I am confused on this problem. My professor gave this as the solution:
$S_{N_{T}}$ is the time of the last arrival in $[0, t]$. For $0 < x \leq t, P(S_{N_{T}} \leq x) \sum_{k=0}^{\infty} P(S_{N_{T}} \leq x | N_{T}=k)P(N_{T}=k) $
$= \sum_{k=0}^{\infty} P(S_{N_{T}} \leq x | N_{T}=k) * \frac{e^{- \lambda t}*(\lambda t)^k}{k!}$.
Let $M=max(S_1, S_2, ..., S_k)$ where $S_i$ is i.i.d. for $i = 1,2,.., k$ and $S_i $~ Uniform$[0,t]$.
So, $P(S_{N_{T}} \leq x) = \sum_{k=0}^{\infty} P(M \leq x)\frac{e^{- \lambda t}*(\lambda t)^k}{k!} = \sum_{k=0}^{\infty} (\frac{x}{t})^k \frac{e^{- \lambda t}*(\lambda t)^k}{k!} = e^{- \lambda t} \sum_{k=0}^{\infty} \frac{(\lambda t)^k}{k!} = e^{- \lambda t}e^{- \lambda x} = e^{\lambda(x-t)}$
If $N_t = 0$, then $S_{N_{T}} = S_0 =0$. This occurs with probability $P(N_t = 0) = e^{- \lambda t}$.

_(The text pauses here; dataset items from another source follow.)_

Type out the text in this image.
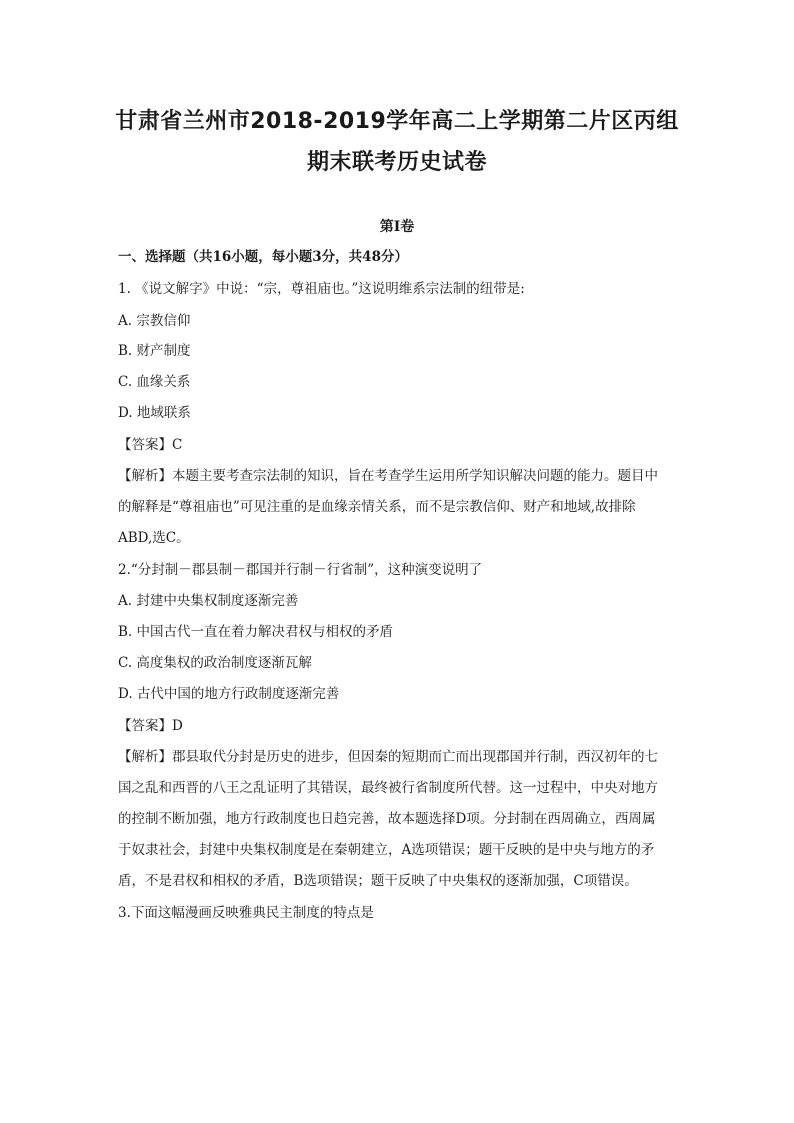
甘肃省兰州市2018-2019学年高二上学期第二片区丙组
期末联考历史试卷
第I卷
一、选择题（共16小题，每小题3分，共48分）
1. 《说文解字》中说：“宗，尊祖庙也。”这说明维系宗法制的纽带是:
A. 宗教信仰
B. 财产制度
C. 血缘关系
D. 地域联系
【答案】C
【解析】本题主要考查宗法制的知识，旨在考查学生运用所学知识解决问题的能力。题目中
的解释是“尊祖庙也”可见注重的是血缘亲情关系，而不是宗教信仰、财产和地域,故排除
ABD,选C。
2.“分封制－郡县制－郡国并行制－行省制”，这种演变说明了
A. 封建中央集权制度逐渐完善
B. 中国古代一直在着力解决君权与相权的矛盾
C. 高度集权的政治制度逐渐瓦解
D. 古代中国的地方行政制度逐渐完善
【答案】D
【解析】郡县取代分封是历史的进步，但因秦的短期而亡而出现郡国并行制，西汉初年的七
国之乱和西晋的八王之乱证明了其错误，最终被行省制度所代替。这一过程中，中央对地方
的控制不断加强，地方行政制度也日趋完善，故本题选择D项。分封制在西周确立，西周属
于奴隶社会，封建中央集权制度是在秦朝建立，A选项错误；题干反映的是中央与地方的矛
盾，不是君权和相权的矛盾，B选项错误；题干反映了中央集权的逐渐加强，C项错误。
3.下面这幅漫画反映雅典民主制度的特点是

Therefore, the cdf of $S_{N_{T}}$ is: $P(S_{N_{T}} \leq x) = \begin{array}{cc} \{ & \begin{array}{cc} 0 & x < 0 \\ e^{- \lambda (x-t)} & 0\leq x\leq t \\ 1 & x \geq t \end{array} \end{array}$
I don't really understand the part of creating the variable M of the maximum of k i.i.d. random variables in order to solve the problem. Any help would be greatly appreciated, thank you!